He knew it was because he had prayed so hard that the bomb had exploded prematurely. Would the Enemy try again with the one that yet remained? But the Enemy made no sign. One dared not look round or speak to him. Was he in a fit, or sick, or merely shamming? One could feel the big body heaving at one's back as it lay huddled against the canvas partition, with rolling head and arms spread wide, and knees that straddled and sagged.
Jerk! The Taube heaved her after-part as a cow gets up, and nose-dived. Von Herrnung's feet had slipped from the controls, and her rudder was flapping free. As Bawne toed the bar and gripped the guide-wheel, and brought the keel to a level, the blood in his veins tingled and he knew a thrill of joy.
One had borne a lot, but—Man alive!—a moment like this was worth it. What Boy Scout could deny the greatness of this boy's reward? To be master of this giant Bird, rushing at the speed of an express-train over woods and fields and villages, diminished to the patches on a crazy-quilt by the height at which one sped. To hear the shrill breeze harping in the wires and the roar of the flashing tractor, and change the din at a finger-touch to the silence of a glide.
West, where the sun was setting in red fire were signs by now familiar. Linked specks that were big grey German troop-trains ran over the shining gossamer-lines of the railways, going south. Where the shining lines looked like scattered pins, the railways had been blown up by the Belgians, or the British. Things like caterpillars crawling over the white ribbons of the highways were German motor-lorries dragging great howitzers, or Army Supply and Transport, or marching columns of robust, bullet-headed German infantrymen.
A blot of grey upon a town was where a Division rested. Strings of grey spiders hurrying south, would be brigades of cyclist telegraphists or sharpshooters, and processions of drab beetles scuttling along, Field Ambulances, or Staff motor-cars. One would have said that a green-grey blight had fallen upon Belgium, swiftly advancing, stayed by nothing, devouring as it moved.
East, where the shadow of the Taube raced beside her like a carriage-dog, black streaks that were barges still crawled on the canals, and peasants' carts crept over the roads—and there were no columns of troops in view, nor uglier tokens of the War. Though the red and brown towns showed scant signs of life, late root-crops were being harvested; plough-teams were breaking up the stubbles, factory chimneys were smoking, and acres of linen-web yet spread to bleach along the river-banks.
Later in the month the grey-green blight was to sweep over all this region as the Boche retreated before the thrust of the 1st and 4th British Army Corps, from Houthulst Forest to Menin-on-Lys.
Those voices of the guns were nearer now. They talked on incessantly. You felt the air that carried you vibrating as you flew. The solid earth heaved up in waves under the dusty golden smoke-drifts veiling the south horizon. Black pillars of smoke and débris climbed and collapsed against the dusty gold. Grey Imperial Staff cars were parked in the courtyard of a château with pepper-box towers. Officers sat at tables on the vine-covered terrace, while a farm close by was doing duty as a casualty-clearing station. You could pick out the flutter of the Red Cross Flag on a broken tree beside the gateway—and the come and go of the bearers carrying laden or empty stretchers—and the white armlets of the Sanitätskorps men who drove the ambulance-cars. To have seen over and over again what grown folks learned from newspapers was to be a man seasoned in War, whilst yet one's bones were young. Well worth the hardships one had borne, this sheaf of ripe experience. Good to know one had obeyed the Chief who said, "Quit yourself like a man!"
So Bawne flew on. The fiery chrism of a strange second baptism was on his forehead. Gates of wonder seemed opening on the horizon towards which he hastened, guided by the big broad arrow of the reinforced compass and the thudding of those nearing guns.
Some perception of great issues at stake and marvellous impending changes, ushering in the revival of the forgotten days of Chivalry, may have come at this hour to the child so strangely caught and whirled into the dizzy circles of the maelstrom of International War.

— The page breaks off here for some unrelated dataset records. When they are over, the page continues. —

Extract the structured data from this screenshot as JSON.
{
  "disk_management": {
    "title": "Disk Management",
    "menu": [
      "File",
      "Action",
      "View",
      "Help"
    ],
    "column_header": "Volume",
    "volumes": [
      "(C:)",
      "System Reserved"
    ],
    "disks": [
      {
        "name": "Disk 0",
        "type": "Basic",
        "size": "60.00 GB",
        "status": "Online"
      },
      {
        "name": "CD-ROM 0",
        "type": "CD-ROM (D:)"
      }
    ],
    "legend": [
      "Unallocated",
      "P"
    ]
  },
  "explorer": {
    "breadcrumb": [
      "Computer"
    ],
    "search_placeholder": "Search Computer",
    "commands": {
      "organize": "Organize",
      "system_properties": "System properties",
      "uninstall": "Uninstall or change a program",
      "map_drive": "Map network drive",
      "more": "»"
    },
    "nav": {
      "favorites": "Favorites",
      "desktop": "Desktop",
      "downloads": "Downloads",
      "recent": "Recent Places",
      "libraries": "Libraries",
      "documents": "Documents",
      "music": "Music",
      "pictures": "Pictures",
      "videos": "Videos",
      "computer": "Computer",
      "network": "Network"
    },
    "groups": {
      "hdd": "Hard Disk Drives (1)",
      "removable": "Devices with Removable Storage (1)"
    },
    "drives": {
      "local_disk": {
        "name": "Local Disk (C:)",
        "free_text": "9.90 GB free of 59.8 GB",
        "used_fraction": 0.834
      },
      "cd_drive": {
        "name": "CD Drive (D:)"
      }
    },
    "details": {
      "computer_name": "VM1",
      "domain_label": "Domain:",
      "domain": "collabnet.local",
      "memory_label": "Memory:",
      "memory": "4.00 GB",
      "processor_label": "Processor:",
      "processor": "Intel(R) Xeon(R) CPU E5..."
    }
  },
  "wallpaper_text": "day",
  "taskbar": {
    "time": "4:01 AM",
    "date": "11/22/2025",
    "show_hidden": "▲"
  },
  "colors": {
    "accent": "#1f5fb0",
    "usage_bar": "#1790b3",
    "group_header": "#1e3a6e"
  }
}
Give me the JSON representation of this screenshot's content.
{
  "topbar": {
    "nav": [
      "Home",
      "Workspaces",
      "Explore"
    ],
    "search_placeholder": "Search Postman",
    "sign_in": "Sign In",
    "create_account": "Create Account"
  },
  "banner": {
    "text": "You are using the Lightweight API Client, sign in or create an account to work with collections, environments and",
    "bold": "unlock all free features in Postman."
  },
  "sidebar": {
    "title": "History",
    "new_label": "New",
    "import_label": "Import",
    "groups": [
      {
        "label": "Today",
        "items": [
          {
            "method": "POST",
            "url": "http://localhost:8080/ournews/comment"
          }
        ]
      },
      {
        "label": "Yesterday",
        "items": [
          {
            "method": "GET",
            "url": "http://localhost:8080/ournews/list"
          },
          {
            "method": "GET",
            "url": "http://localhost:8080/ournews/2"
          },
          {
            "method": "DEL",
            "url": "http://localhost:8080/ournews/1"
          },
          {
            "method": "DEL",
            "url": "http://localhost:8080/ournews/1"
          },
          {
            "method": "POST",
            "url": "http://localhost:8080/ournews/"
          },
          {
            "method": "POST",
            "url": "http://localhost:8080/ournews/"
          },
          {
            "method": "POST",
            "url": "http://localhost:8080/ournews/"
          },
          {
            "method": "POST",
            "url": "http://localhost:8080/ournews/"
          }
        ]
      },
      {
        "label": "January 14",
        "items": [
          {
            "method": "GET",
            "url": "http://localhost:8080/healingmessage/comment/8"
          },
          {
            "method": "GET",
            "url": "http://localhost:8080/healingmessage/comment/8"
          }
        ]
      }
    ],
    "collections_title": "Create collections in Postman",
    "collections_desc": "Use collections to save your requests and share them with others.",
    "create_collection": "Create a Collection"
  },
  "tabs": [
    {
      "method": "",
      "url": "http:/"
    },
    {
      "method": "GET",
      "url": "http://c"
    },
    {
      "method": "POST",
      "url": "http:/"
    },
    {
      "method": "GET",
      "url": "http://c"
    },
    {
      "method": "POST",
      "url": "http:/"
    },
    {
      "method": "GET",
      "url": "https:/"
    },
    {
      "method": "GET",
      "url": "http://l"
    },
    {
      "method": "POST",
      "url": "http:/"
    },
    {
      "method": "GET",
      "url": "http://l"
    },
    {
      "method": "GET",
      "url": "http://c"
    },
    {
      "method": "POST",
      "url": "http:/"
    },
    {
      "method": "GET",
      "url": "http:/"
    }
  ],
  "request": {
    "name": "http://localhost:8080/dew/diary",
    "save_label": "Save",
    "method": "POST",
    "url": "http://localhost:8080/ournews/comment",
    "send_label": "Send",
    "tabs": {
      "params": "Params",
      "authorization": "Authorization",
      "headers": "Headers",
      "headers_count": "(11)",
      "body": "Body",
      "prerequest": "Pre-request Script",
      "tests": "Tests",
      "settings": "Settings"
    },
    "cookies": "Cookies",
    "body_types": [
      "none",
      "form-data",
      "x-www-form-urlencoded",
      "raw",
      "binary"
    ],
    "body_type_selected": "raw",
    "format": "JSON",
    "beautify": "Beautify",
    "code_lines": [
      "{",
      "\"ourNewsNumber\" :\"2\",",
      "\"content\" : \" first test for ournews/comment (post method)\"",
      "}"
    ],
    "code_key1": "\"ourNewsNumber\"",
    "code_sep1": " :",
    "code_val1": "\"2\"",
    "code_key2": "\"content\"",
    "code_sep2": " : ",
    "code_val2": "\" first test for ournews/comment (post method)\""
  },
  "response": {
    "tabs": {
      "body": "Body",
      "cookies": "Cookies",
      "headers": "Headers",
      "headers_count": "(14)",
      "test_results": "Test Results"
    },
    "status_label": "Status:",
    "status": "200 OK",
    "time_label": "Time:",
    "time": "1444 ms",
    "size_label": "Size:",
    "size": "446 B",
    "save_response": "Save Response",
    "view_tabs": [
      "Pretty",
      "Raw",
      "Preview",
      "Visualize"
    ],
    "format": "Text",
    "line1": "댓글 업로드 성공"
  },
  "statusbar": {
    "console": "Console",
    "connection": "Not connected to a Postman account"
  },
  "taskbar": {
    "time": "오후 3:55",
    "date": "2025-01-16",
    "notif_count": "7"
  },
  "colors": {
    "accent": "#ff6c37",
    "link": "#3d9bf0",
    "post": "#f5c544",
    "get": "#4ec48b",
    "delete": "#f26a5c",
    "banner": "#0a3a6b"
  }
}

Did a voice whisper to him that as of old by his Pagan forefathers, babes were sacrificed to Bel and Odin—so for the cleansing of the sick world of to-day from the War-madness begotten by greed and materialism a torrent of rich, warm, generous blood was to be shed from the veins of the young? Could he dream that the lower mankind sank, the higher men were to rise—mounting on stepping-stones of obedience and courage, to those heights where the human may walk with the Divine? That through long years to come, bright boys in myriads would drain the wine of Death from the chalice of Self-Sacrifice, and pass to God who kindled in those clean young souls the fire that made Him burn to die for men.